When caching won't help

One-off requests with no repeated prefix — there is no second request to hit the cache
Short prompts under the minimum (< 1,024 tokens for most Claude models)
Highly dynamic prompts where every token changes per request (e.g., personalised marketing copy)
Serverless functions with cold starts spaced far apart — the 5-minute cache will have expired

Going deeper

Prompt caching is one layer in a broader cost-optimisation stack. Once you have caching in place, consider combining it with other techniques:

Semantic caching — cache full responses when two questions are semantically similar, not just token-identical. Complements prompt caching for FAQ-style applications.
Batch APIs — Anthropic and OpenAI both offer asynchronous batch endpoints at 50% discount for non-latency-sensitive workloads. Stack with caching for maximum savings.
Context window management — trimming conversation history keeps prompts within the cache prefix boundary and avoids the lookback-window miss when history grows past 20 blocks.
KV cache internals — understanding how attention's key-value tensors work explains exactly why prefix caching is possible and why only the prefix (not arbitrary middle sections) can be cached.
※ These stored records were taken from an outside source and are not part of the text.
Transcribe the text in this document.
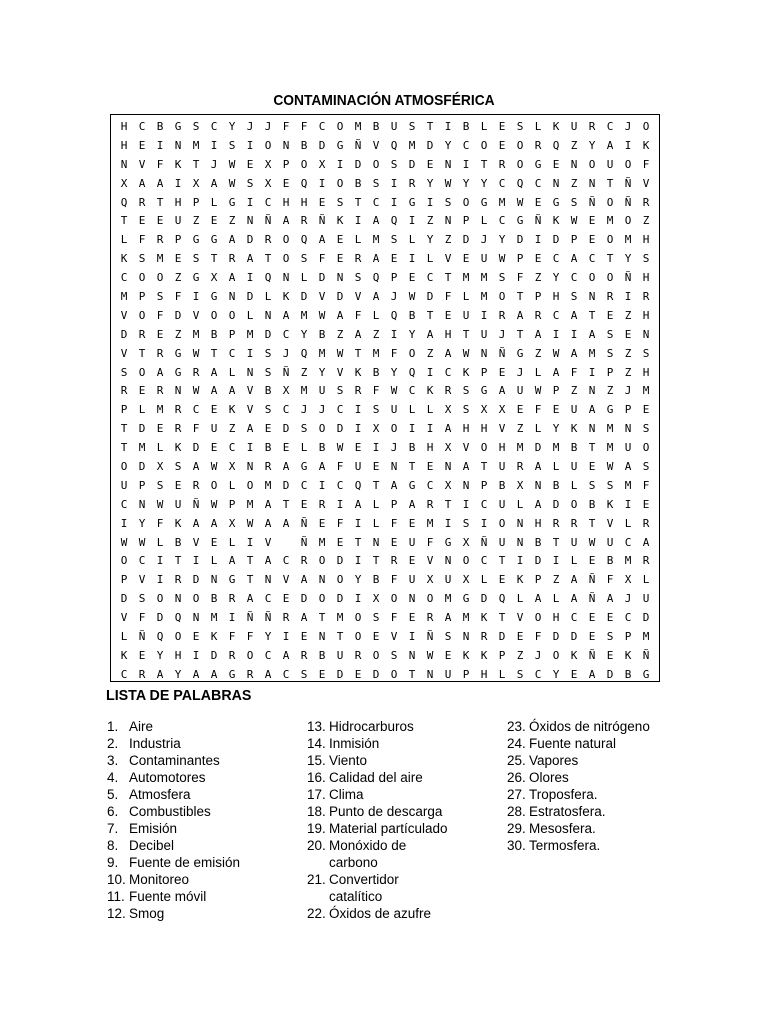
CONTAMINACIÓN ATMOSFÉRICA
H	C	B	G	S	C	Y	J	J	F	F	C	O	M	B	U	S	T	I	B	L	E	S	L	K	U	R	C	J	O
H	E	I	N	M	I	S	I	O	N	B	D	G	Ñ	V	Q	M	D	Y	C	O	E	O	R	Q	Z	Y	A	I	K
N	V	F	K	T	J	W	E	X	P	O	X	I	D	O	S	D	E	N	I	T	R	O	G	E	N	O	U	O	F
X	A	A	I	X	A	W	S	X	E	Q	I	O	B	S	I	R	Y	W	Y	Y	C	Q	C	N	Z	N	T	Ñ	V
Q	R	T	H	P	L	G	I	C	H	H	E	S	T	C	I	G	I	S	O	G	M	W	E	G	S	Ñ	O	Ñ	R
T	E	E	U	Z	E	Z	N	Ñ	A	R	Ñ	K	I	A	Q	I	Z	N	P	L	C	G	Ñ	K	W	E	M	O	Z
L	F	R	P	G	G	A	D	R	O	Q	A	E	L	M	S	L	Y	Z	D	J	Y	D	I	D	P	E	O	M	H
K	S	M	E	S	T	R	A	T	O	S	F	E	R	A	E	I	L	V	E	U	W	P	E	C	A	C	T	Y	S
C	O	O	Z	G	X	A	I	Q	N	L	D	N	S	Q	P	E	C	T	M	M	S	F	Z	Y	C	O	O	Ñ	H
M	P	S	F	I	G	N	D	L	K	D	V	D	V	A	J	W	D	F	L	M	O	T	P	H	S	N	R	I	R
V	O	F	D	V	O	O	L	N	A	M	W	A	F	L	Q	B	T	E	U	I	R	A	R	C	A	T	E	Z	H
D	R	E	Z	M	B	P	M	D	C	Y	B	Z	A	Z	I	Y	A	H	T	U	J	T	A	I	I	A	S	E	N
V	T	R	G	W	T	C	I	S	J	Q	M	W	T	M	F	O	Z	A	W	N	Ñ	G	Z	W	A	M	S	Z	S
S	O	A	G	R	A	L	N	S	Ñ	Z	Y	V	K	B	Y	Q	I	C	K	P	E	J	L	A	F	I	P	Z	H
R	E	R	N	W	A	A	V	B	X	M	U	S	R	F	W	C	K	R	S	G	A	U	W	P	Z	N	Z	J	M
P	L	M	R	C	E	K	V	S	C	J	J	C	I	S	U	L	L	X	S	X	X	E	F	E	U	A	G	P	E
T	D	E	R	F	U	Z	A	E	D	S	O	D	I	X	O	I	I	A	H	H	V	Z	L	Y	K	N	M	N	S
T	M	L	K	D	E	C	I	B	E	L	B	W	E	I	J	B	H	X	V	O	H	M	D	M	B	T	M	U	O
O	D	X	S	A	W	X	N	R	A	G	A	F	U	E	N	T	E	N	A	T	U	R	A	L	U	E	W	A	S
U	P	S	E	R	O	L	O	M	D	C	I	C	Q	T	A	G	C	X	N	P	B	X	N	B	L	S	S	M	F
C	N	W	U	Ñ	W	P	M	A	T	E	R	I	A	L	P	A	R	T	I	C	U	L	A	D	O	B	K	I	E
I	Y	F	K	A	A	X	W	A	A	Ñ	E	F	I	L	F	E	M	I	S	I	O	N	H	R	R	T	V	L	R
W	W	L	B	V	E	L	I	V	Ñ	M	E	T	N	E	U	F	G	X	Ñ	U	N	B	T	U	W	U	C	A
O	C	I	T	I	L	A	T	A	C	R	O	D	I	T	R	E	V	N	O	C	T	I	D	I	L	E	B	M	R
P	V	I	R	D	N	G	T	N	V	A	N	O	Y	B	F	U	X	U	X	L	E	K	P	Z	A	Ñ	F	X	L
D	S	O	N	O	B	R	A	C	E	D	O	D	I	X	O	N	O	M	G	D	Q	L	A	L	A	Ñ	A	J	U
V	F	D	Q	N	M	I	Ñ	Ñ	R	A	T	M	O	S	F	E	R	A	M	K	T	V	O	H	C	E	E	C	D
L	Ñ	Q	O	E	K	F	F	Y	I	E	N	T	O	E	V	I	Ñ	S	N	R	D	E	F	D	D	E	S	P	M
K	E	Y	H	I	D	R	O	C	A	R	B	U	R	O	S	N	W	E	K	K	P	Z	J	O	K	Ñ	E	K	Ñ
C	R	A	Y	A	A	G	R	A	C	S	E	D	E	D	O	T	N	U	P	H	L	S	C	Y	E	A	D	B	G
LISTA DE PALABRAS
1. Aire
2. Industria
3. Contaminantes
4. Automotores
5. Atmosfera
6. Combustibles
7. Emisión
8. Decibel
9. Fuente de emisión
10. Monitoreo
11. Fuente móvil
12. Smog
13. Hidrocarburos
14. Inmisión
15. Viento
16. Calidad del aire
17. Clima
18. Punto de descarga
19. Material partículado
20. Monóxido de
carbono
21. Convertidor
catalítico
22. Óxidos de azufre
23. Óxidos de nitrógeno
24. Fuente natural
25. Vapores
26. Olores
27. Troposfera.
28. Estratosfera.
29. Mesosfera.
30. Termosfera.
Limitations to be aware of

Cache is per-account and per-model — a cache entry created with claude-sonnet-4-6 is not reused by claude-opus-4-8, and caches are not shared between different API keys
No cache invalidation API — you cannot force-expire an entry; you wait for the TTL
Automatic caching not available on Bedrock / Vertex AI — on those platforms you must use explicit cache_control markers
Not a substitute for streaming — caching reduces time-to-first-token but the model still generates output sequentially; combine with streaming for perceived responsiveness
Prefix must be exact — even a single changed character in the cached portion causes a cache miss and a full re-write

FAQ

Does prompt caching change the model's response?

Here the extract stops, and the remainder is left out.